The Distributive Effects of IP Registration
69 Pages Posted: 21 Jan 2021
Date Written: January 21, 2021
Although the law often seeks to level the playing field, all too often the law has the opposite effect and tilts the playing field in favor of some over others.
Intellectual property law is no different. This article focuses in particular on the registration of intellectual property (IP) rights, which has long been a prerequisite for full protection under patent, trademark, and copyright law. Registering IP rights yields significant advantages, but it also imposes significant costs, which in turn may create distributive effects by hindering some more than others. Acknowledging IP rights without registration can therefore be a more egalitarian way of protecting innovation and creativity.

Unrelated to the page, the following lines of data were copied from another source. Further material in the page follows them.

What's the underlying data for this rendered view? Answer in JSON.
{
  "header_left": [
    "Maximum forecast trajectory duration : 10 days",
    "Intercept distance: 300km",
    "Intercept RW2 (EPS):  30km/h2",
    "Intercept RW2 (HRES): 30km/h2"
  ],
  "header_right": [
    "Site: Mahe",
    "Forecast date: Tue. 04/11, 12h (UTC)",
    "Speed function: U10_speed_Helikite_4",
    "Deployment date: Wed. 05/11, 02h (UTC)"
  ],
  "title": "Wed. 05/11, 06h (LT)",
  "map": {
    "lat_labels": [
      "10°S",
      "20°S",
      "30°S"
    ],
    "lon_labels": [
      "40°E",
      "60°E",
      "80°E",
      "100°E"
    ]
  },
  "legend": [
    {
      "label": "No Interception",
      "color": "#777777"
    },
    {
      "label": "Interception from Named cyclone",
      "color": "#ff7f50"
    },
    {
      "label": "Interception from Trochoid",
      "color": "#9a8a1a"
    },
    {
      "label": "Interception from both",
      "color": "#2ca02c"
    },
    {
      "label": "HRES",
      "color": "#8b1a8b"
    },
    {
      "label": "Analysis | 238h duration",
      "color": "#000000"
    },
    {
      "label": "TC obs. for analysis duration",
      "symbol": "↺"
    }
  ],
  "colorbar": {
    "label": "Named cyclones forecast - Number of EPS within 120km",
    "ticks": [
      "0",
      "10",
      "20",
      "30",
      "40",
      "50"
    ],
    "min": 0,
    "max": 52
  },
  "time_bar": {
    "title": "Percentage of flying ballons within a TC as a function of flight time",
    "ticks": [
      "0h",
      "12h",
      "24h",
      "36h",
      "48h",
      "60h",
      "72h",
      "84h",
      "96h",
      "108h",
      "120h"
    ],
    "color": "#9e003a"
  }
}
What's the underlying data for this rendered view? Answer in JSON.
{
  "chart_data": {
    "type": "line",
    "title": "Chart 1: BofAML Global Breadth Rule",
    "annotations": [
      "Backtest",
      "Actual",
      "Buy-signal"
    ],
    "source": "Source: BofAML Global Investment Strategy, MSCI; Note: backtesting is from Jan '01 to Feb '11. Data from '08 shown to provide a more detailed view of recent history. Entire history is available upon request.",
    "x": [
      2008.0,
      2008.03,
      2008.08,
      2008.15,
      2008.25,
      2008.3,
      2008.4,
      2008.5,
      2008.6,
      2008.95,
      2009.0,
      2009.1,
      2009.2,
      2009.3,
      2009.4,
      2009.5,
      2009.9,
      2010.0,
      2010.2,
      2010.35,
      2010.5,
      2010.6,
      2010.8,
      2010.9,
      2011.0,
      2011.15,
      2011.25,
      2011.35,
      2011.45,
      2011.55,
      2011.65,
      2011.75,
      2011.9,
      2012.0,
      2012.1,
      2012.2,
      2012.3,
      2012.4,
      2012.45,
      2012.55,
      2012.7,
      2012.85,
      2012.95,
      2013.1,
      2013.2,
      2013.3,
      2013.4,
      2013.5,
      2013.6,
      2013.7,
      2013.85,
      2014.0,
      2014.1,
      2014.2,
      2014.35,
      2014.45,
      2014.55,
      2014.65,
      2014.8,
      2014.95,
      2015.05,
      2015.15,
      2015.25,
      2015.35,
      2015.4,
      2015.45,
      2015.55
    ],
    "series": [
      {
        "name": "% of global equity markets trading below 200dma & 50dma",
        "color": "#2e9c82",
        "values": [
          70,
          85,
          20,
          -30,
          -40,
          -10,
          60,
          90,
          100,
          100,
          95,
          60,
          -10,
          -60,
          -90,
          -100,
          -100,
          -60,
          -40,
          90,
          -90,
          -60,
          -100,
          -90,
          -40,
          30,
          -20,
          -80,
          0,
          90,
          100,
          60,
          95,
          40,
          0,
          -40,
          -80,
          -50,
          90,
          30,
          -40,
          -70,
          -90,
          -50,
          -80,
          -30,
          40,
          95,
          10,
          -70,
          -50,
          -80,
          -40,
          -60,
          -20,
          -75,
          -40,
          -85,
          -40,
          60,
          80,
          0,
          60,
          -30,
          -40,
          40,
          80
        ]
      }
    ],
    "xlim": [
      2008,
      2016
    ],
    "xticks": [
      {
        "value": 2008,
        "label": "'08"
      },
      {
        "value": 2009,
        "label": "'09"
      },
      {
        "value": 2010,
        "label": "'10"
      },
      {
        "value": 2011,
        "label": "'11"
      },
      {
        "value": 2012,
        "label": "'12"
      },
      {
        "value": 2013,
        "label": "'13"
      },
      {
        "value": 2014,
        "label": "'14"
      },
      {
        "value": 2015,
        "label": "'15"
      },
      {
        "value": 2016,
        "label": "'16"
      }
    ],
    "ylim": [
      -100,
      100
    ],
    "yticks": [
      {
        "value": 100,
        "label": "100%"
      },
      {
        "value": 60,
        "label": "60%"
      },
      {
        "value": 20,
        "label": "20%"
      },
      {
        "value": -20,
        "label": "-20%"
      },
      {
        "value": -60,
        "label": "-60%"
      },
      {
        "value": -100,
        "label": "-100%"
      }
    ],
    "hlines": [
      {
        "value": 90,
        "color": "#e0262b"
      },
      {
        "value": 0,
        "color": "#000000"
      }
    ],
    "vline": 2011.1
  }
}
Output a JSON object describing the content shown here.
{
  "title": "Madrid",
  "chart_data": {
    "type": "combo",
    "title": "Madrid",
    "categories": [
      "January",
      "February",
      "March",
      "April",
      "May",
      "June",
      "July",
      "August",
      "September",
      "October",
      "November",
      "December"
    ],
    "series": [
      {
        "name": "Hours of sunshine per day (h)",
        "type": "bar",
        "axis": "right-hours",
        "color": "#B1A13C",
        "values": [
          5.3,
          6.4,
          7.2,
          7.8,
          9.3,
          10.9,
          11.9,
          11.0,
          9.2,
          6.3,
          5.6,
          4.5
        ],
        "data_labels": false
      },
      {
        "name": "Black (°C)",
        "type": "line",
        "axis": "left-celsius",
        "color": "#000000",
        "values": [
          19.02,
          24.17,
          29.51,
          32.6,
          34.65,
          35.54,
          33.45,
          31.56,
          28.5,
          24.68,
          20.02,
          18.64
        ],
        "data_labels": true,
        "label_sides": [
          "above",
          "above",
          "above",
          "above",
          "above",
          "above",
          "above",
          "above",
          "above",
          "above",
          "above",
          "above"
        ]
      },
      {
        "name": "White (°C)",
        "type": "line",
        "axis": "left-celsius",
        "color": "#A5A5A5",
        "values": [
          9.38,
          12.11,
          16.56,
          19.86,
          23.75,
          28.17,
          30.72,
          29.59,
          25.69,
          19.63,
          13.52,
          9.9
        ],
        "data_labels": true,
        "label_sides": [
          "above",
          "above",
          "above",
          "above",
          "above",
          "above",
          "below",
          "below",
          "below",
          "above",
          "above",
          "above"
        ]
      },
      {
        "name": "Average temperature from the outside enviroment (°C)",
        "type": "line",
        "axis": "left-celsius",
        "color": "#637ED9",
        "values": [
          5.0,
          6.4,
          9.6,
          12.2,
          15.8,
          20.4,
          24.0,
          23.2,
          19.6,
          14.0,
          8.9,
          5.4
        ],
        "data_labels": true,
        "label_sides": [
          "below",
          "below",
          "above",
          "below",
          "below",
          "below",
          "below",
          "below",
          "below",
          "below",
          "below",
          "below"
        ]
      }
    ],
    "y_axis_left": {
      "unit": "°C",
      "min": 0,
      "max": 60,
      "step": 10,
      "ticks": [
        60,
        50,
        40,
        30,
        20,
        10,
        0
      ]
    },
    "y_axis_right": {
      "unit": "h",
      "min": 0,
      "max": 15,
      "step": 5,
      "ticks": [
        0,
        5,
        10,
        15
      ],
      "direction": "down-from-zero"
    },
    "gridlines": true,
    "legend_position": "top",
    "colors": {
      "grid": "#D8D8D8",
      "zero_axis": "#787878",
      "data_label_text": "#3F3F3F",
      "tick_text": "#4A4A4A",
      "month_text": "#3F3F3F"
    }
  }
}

Indeed, some forms of IP—specifically copyright and trademark—allow for both registered and unregistered rights. Yet this article is the first to explore the distributive implications of such two-tiered regimes. On the one hand, register-ing IP rights helps provide the public with notice of those rights and their (approximate) boundaries. Some registration systems, such as those in U.S. patent and trademark law, also examine whether the work in question substantively qualifies for protection. On the other hand, registration of IP rights can be not only a complex and costly process (particularly for patent rights) but also one fraught with inherent biases. Requiring registration of IP rights therefore has serious negative implications for women, racial minorities, and other disadvantaged creators. Protection of IP rights without registration, by contrast, gives creators of innovative works greater access to IP protections and the consequent possibility of leveraging the value of their own works.
Until the gender, racial, economic, and other gaps in IP rights are remedied, maintaining a two-tiered regime of both registered and unregistered rights for all forms of IP alongside minimizing the gaps between registered and unregistered rights offers a promising way to level the playing field for creators of protectable works. We therefore propose not only more equality in the treatment of registered and unregistered rights in copyright and trademark but also the creation of an unregistered rights regime in patent law to provide automatic rights in patentable inventions, albeit for a very short period of time and only against direct copying. These measures, in combination with other efforts to level the playing field for creators, could go a long way toward a more egalitarian distribution of benefits from innovation and creativity.